September CPI Macro factor Outcome Likely to Affect Bitcoin Mining Further

In terms of the macroeconomy,  more than enough potential BTC price triggers may display in their works during the week. From Oct. 12, 2022, economic data will be released in a frenzy, and with tensions in the Russia-Ukraine war reaching new heights, commodity market shocks will remain a surprise.

Whereas the orientation of Consumer price expectations is likely less mysterious based on previous prints, each print tends to cause unusual volatility in the market characterized by ‘fakeouts’ both up and down.

If the trend continues from the previous month, trades based on speculation, both long and short, could be liquidated in bulk. More uncertainty and volatility are expected as the CPI increases, making it a potential hazard to the mining firms when BTC drops in value.

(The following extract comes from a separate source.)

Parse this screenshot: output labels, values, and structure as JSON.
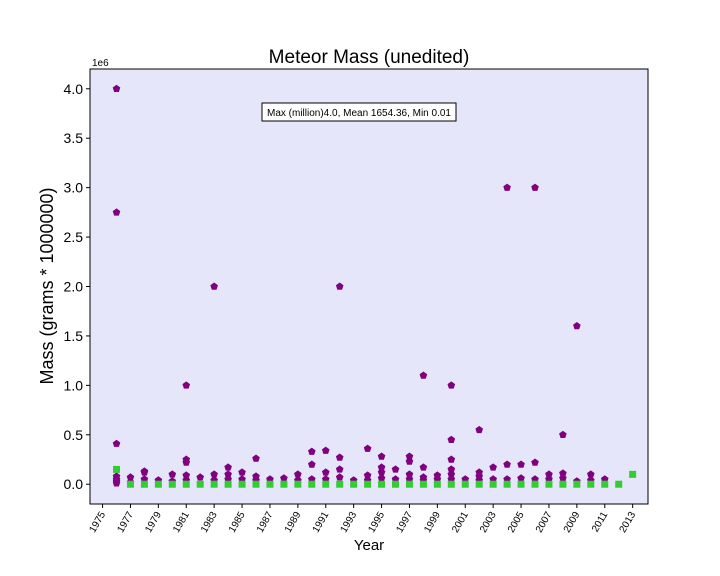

A researcher named Checkmate concluded that:

“This risk could manifest as a second-stage miner capitulation, with around 78.4k BTC still held in miner treasuries. It is extremely unlikely this full amount would be distributed; however, provides an upper bound gauge on the potential risks at hand.”

Even if the price drops, researcher Checkmate believes it is highly unlikely that miners will sell their whole inventory, which is currently worth just under 80,000 BTC.